Share your dilemmas and get honest opinions from other Mumsnetters.

My SIL has a filthy house and her children are always smelly

127 replies

OprahWinfrey · 23/03/2010 23:18

Yes, I know I might get slaughtered on here. But here I go anyway.

SIL's children are always wearing dirty clothes and smell of stale food. Her house is absolutely filthy and smells. She is very overweight and her daughter is suffering from obesity now. (11) I feel quite sorry for my brother as he likes bringing them round to visit us. On saturday I took my niece and nephew (11,12) out and SIL sent them round with clothes that stank. I knew why people moved away from them while we were out. I found out that the kids hadn't had a wash for weeks (they said!!)

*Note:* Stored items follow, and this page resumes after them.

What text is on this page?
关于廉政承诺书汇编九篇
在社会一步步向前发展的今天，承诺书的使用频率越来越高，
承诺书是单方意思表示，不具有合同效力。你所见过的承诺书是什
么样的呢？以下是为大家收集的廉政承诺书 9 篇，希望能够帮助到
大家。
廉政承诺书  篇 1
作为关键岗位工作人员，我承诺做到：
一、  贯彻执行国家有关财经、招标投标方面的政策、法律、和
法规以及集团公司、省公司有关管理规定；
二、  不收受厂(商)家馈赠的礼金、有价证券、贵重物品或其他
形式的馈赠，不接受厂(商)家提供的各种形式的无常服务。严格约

The kids love it round mine and have planned to come and stay during the easter hols. I am embarrassed to take them out as their appearance is appalling. Manners are non-existent. They swear at each other and are extremely disrespectful in public. One of them smelt of pee (I am not making this up!) Can I say something, nicely, to SIL.......... or AIBU?

OP posts:
LauraIngallsWilder · 24/03/2010 00:00

But there are families as she describes

I know one of them

They stink, their house smells, their clothes smell, they never have brushed washed hair. The eldest is 13 and is destined for social suicide.
I could go on.

LauraIngallsWilder · 24/03/2010 00:03

A rocking horse?

Eek the family of which I speak have one too..........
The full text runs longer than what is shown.